The carbon plate has moved as well. The original Skyward X used a parallel twin-plate system that Hoka has merged into a single full-length plate with a more aggressive forefoot rocker and a deeper heel scoop. The result is a shoe that feels closer to the Rocket X 2 underfoot through the toe-off phase, with reviewers consistently describing the X 2 as "more committed" than its predecessor. The trade-off has been a slight loss of stability at the rearfoot, which Hoka has addressed with a wider heel platform and a small medial post finished in the brand's signature anthracite-grey rubber.

The launch colourways at Friday's release include the standard "Frost Blue" and "Cosmic Pearl" tested through the preview window, plus a UK-exclusive "Lakes" colourway in deep green and a US-exclusive "Solar Flare" in coral and yellow that draws on Hoka's Olympic team kit from last summer. Retailers contacted by Running Lookout overnight confirm full size runs from UK 4 to UK 14 in the men's range and UK 3 to UK 10 in the women's range, with stock holding stable through the weekend before a planned restock window in early June. The shoe is launching online at hoka.com and through specialist running retailers including Runners Need, JackRabbit and the Running Warehouse.

The Skyward X 2 sits in Hoka's "super-trainer" line alongside the Mach X 3 and below the Rocket X 2 racing flagship, and Hoka is pitching the shoe firmly at high-mileage marathon training rather than racing.
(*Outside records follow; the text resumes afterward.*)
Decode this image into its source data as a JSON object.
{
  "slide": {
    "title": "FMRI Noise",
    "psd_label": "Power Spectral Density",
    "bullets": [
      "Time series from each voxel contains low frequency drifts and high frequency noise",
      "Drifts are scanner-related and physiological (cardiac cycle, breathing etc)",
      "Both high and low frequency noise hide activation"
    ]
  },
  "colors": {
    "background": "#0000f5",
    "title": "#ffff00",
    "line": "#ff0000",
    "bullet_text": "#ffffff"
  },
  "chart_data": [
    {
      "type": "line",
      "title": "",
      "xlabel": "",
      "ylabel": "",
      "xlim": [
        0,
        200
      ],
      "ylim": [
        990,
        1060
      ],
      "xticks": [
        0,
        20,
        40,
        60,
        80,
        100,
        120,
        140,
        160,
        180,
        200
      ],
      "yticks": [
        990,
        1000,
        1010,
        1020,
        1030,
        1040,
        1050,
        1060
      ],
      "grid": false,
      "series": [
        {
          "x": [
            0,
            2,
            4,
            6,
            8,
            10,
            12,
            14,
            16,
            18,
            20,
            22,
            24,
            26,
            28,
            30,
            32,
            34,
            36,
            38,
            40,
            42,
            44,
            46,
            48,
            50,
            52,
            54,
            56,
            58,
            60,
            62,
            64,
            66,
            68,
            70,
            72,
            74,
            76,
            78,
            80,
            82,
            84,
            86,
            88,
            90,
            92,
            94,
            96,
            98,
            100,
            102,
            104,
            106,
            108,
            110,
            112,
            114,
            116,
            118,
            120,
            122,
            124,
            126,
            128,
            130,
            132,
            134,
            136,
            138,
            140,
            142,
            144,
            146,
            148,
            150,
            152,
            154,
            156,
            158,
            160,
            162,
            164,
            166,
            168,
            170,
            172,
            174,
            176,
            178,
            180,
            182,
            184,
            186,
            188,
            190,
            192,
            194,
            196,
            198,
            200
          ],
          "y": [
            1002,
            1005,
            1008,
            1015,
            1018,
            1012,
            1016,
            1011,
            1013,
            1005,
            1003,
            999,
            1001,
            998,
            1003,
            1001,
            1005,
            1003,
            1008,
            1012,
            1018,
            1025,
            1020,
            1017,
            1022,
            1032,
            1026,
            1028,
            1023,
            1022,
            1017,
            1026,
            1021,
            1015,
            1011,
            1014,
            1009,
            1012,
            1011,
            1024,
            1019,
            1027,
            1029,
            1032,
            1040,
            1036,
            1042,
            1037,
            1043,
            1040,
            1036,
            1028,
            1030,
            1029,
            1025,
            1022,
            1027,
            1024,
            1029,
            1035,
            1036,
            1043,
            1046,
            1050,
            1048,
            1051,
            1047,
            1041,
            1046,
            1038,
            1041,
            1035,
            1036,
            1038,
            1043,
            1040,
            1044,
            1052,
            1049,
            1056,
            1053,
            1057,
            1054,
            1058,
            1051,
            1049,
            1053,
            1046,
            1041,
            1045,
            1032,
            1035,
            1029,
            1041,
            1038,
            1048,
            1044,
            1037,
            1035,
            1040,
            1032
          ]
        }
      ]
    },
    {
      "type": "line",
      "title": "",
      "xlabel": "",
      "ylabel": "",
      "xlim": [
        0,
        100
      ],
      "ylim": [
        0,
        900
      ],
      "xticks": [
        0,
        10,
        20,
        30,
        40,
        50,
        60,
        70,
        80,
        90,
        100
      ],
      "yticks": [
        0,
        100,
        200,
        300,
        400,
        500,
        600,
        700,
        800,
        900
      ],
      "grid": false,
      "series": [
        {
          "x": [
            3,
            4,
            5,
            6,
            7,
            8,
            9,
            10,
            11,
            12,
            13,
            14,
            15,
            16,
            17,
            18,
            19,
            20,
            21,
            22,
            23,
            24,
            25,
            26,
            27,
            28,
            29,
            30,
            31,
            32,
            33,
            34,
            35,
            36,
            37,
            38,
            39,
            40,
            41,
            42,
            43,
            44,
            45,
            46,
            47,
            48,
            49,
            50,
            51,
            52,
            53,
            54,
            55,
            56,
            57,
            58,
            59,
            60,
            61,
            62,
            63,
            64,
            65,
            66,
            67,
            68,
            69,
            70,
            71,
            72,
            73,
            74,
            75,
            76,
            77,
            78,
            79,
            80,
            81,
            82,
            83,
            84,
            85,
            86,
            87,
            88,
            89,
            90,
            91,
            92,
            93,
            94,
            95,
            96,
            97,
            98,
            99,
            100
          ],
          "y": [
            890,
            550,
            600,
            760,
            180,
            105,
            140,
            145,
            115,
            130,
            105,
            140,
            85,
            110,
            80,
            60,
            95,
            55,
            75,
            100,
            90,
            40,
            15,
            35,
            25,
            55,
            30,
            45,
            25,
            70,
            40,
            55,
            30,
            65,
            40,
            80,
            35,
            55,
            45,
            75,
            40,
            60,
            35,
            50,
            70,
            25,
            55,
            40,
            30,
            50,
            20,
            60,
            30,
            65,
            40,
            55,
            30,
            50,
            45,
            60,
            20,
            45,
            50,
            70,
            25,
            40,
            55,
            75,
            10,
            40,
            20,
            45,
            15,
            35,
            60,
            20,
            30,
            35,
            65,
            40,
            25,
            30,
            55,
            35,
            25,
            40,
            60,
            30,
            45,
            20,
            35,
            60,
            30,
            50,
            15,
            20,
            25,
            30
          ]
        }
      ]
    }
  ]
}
Hoka's elite team will not race in the X 2; Olympic marathon medallist Hellen Obiri and 100-kilometre world record holder Charlie Lawrence will continue to train in the X 2 but race in the Rocket X 2 through the autumn marathon block. Reviews from the embargo window go live in parallel with the Friday launch, and Running Lookout will post a full multi-tester review across the weekend.